The combinations of a favorable loss ratio and reduced underwriting expenses means the company is profitable and there are no threats to its going concerns.
Premium incomes are also above the cost of capital, which signals well proved reserves, amid an unpredictable macroeconomic environment.
For the year ended December 2015, Linkage Assurance’s gross premium written (GPW) increased by 23.93 percent to N3.78 billion from N3.05 billion, the previous year.
Gross premium income (GPI) and Net Premium Income (NPI) grew by 17.94 percent and 24.64 percent respectively to N3.68 billion and N2.43 billion in the period under review.
“In 2015 our gross premium written grew by 24% (2014: 14%) to N3.79billion from N3.05billion. The growth was fueled by the increased contribution of Oil and Gas policies to the gross premium written in 2015,” according to Raymond Ihyembe, Chairman of the company in a note attached to the 2015 audited financial statement.
“The underwriting profit from operation was deeply eroded by the high provision for outstanding claims experience in 2015 with approximately 80% increase compared to 2014,” said Ihyemba.
Linkage Assurance combined ratio (CR) of 69 percent is lower than the 100 percent, which explains the company’s underwriting profit of N1.27 billion in the period under review.
As a result of a high claims environment, the Nigerian Insurer’s total net claims expenses spiked by 120.89 percent to N1.22 billion while claims ratio were down to 33 percent in December 2015 from 36 percent the previous year.
Experts say Linkage Assurance may have growth slowed, incur high payout in 2016 as insurance companies were blighted by an economic downturn.
A sharp fall in oil price since mid 2014 and a severe dollar shortage plunge Nigeria to its first recession in 25 years as the economy contracted by 2.2 percent in the third quarter.
A slow growing economy dampens the appetite of consumers for insurance products because their purchasing power will be eroded significantly by spiralling inflation.

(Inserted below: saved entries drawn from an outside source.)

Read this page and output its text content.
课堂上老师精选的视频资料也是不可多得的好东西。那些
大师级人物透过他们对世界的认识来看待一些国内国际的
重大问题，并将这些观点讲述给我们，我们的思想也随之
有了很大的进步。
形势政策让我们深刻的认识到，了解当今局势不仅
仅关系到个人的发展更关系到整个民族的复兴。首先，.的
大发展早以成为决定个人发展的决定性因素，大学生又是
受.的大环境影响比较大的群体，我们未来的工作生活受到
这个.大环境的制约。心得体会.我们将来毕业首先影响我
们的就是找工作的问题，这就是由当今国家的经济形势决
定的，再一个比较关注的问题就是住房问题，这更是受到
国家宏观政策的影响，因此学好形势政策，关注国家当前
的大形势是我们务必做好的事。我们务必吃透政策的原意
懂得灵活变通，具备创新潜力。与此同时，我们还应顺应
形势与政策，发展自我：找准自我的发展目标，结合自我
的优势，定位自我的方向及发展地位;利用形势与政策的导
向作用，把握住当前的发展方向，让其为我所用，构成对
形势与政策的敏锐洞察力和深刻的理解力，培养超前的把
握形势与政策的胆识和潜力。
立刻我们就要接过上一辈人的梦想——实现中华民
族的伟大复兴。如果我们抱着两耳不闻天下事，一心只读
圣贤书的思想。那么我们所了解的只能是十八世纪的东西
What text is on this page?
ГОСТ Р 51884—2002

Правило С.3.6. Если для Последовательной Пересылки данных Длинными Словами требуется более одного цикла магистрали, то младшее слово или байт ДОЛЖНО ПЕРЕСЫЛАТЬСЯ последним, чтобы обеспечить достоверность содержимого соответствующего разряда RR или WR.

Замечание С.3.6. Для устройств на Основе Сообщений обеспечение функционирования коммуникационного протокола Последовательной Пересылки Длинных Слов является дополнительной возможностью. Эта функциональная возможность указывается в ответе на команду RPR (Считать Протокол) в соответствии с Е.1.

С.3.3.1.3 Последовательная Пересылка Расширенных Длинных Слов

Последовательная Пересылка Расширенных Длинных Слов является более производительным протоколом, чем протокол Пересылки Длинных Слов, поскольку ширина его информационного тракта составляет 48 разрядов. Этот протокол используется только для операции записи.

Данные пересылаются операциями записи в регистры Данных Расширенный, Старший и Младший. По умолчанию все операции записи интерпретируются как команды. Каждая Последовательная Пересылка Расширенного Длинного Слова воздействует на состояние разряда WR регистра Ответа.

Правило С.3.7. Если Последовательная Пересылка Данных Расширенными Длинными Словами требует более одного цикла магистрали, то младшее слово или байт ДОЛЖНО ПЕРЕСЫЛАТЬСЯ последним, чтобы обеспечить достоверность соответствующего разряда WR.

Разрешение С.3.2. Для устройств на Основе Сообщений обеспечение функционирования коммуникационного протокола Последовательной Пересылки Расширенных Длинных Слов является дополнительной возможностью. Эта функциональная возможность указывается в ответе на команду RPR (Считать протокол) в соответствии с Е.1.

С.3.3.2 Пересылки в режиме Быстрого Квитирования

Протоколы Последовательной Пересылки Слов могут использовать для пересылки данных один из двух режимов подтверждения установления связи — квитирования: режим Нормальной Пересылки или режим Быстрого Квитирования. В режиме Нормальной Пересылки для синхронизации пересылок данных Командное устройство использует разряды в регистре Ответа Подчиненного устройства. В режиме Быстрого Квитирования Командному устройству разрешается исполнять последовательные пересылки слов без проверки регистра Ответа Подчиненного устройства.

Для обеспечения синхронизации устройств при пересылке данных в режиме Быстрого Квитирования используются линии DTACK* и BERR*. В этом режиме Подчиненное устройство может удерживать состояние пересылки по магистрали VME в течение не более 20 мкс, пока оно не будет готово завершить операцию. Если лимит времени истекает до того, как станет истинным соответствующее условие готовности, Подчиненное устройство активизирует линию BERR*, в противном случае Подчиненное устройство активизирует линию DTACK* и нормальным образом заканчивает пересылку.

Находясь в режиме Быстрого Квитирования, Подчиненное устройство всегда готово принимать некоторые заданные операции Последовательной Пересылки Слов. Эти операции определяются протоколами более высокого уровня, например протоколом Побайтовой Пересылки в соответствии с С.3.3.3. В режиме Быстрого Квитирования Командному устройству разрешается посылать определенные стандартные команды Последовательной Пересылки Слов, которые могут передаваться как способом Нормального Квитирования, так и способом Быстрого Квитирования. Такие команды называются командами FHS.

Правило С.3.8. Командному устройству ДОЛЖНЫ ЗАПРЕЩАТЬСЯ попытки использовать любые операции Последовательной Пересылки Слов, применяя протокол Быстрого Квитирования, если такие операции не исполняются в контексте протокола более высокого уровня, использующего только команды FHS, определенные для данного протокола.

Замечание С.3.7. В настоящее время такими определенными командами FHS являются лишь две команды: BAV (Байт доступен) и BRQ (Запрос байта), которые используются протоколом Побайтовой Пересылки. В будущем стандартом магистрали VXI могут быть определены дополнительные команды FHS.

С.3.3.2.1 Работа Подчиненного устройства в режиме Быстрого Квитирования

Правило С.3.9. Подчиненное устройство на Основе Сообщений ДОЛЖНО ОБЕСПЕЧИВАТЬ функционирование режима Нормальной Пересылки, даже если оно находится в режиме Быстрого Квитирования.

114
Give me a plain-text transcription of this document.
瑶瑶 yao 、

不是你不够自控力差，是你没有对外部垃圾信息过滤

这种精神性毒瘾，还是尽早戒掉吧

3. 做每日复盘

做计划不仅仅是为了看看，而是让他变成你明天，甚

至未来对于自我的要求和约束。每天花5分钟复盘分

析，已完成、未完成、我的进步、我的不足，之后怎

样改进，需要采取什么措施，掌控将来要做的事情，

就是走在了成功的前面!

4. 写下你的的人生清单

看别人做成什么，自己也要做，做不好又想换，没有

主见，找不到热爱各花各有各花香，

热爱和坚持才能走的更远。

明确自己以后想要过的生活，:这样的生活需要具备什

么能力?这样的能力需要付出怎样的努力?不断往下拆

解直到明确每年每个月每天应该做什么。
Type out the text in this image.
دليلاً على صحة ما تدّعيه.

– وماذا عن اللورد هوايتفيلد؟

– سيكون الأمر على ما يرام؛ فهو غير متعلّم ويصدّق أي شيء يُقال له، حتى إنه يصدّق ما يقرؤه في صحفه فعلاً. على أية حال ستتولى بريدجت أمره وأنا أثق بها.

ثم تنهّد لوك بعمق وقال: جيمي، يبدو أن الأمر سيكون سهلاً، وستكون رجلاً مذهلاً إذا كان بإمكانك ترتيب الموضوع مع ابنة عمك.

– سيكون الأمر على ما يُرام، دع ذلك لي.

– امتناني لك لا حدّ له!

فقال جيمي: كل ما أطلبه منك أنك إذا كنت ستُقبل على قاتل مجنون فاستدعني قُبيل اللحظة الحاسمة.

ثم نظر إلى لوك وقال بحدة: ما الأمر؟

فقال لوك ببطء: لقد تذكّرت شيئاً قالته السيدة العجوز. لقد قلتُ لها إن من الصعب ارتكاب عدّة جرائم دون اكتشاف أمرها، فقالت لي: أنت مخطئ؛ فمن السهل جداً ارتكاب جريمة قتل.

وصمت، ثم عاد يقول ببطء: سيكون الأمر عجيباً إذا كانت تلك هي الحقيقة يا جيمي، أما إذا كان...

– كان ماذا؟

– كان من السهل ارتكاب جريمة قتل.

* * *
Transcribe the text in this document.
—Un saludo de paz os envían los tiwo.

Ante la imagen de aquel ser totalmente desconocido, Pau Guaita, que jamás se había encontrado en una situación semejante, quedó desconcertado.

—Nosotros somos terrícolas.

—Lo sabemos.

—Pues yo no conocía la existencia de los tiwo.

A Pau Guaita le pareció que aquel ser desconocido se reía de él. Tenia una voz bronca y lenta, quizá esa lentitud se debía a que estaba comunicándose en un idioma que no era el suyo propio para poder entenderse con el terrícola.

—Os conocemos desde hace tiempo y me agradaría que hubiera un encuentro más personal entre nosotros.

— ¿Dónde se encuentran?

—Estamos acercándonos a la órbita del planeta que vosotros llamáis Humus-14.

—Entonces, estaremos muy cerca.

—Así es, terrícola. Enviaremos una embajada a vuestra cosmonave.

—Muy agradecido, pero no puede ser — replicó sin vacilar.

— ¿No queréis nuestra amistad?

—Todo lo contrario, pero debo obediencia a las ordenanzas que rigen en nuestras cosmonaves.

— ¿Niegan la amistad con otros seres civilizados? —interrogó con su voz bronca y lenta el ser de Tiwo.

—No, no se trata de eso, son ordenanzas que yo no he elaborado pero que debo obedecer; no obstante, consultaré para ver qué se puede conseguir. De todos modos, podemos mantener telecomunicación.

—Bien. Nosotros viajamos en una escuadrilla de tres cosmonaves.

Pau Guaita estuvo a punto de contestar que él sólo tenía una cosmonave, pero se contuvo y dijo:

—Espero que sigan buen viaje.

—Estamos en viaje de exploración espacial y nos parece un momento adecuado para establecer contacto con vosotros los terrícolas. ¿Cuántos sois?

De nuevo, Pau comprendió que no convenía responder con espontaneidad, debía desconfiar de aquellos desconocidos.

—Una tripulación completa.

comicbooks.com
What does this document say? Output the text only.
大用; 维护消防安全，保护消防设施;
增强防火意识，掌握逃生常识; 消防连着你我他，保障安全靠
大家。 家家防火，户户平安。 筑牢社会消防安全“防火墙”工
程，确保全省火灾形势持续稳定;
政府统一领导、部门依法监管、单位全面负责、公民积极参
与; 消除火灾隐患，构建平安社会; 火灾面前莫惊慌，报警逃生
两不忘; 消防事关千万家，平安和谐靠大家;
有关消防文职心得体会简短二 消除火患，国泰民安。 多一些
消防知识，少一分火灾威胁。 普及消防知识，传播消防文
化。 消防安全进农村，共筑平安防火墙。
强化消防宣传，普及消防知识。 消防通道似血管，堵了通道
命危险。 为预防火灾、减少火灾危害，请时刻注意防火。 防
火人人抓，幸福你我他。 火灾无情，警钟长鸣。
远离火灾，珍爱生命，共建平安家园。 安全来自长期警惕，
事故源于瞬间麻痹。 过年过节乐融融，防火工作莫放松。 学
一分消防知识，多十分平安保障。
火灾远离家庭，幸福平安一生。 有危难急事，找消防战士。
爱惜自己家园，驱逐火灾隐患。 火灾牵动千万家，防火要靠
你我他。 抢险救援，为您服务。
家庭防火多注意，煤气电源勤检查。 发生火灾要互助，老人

People will spend the little in their pockets on consumption than buy a product.
In a recessionary environment where firms’ cash flows are dented and expansion plans scaled back, it is expected that insurance premium income or revenues would be lost.
“A slowing down of the economy will necessarily imply a decline in insurance business,” said Funmi Babington-Ashaye, managing director/CEO Risk Analyst Insurance Brokers Ltd.
“For instance, with a shrinking economy, a number of employment opportunities will be lost, contributory pensions by employees will decline, life assurance………….threatened, manufacturing companies, Airlines etc are closing down and hence not renewing their polices,” said Ashaye.
Further analysis of the financial statement of Linkage Assurance shows operating expenses fell by 5.23 percent to N947.23 million while underwriting expenses increased to N1.34 billion.
The 2015 audited financial statement of the Nigerian insurer showed net income rose by 57.61 percent to N512.24 million, from N325 million the previous year.
Linkage Assurance is thinking outside the box as it has launched a number of strategies and product in order to surmount the headwinds caused by a drop in oil price.
The company has developed its retail distribution channels into retail insurance while enhancing product development, market visibility.
“Having birthed the retail marketing team in 2015, we will leverage on the large untapped market space to further enhance our premium generation and expand the company’s share of the non-life market,” according to the notes attached to the financial statement.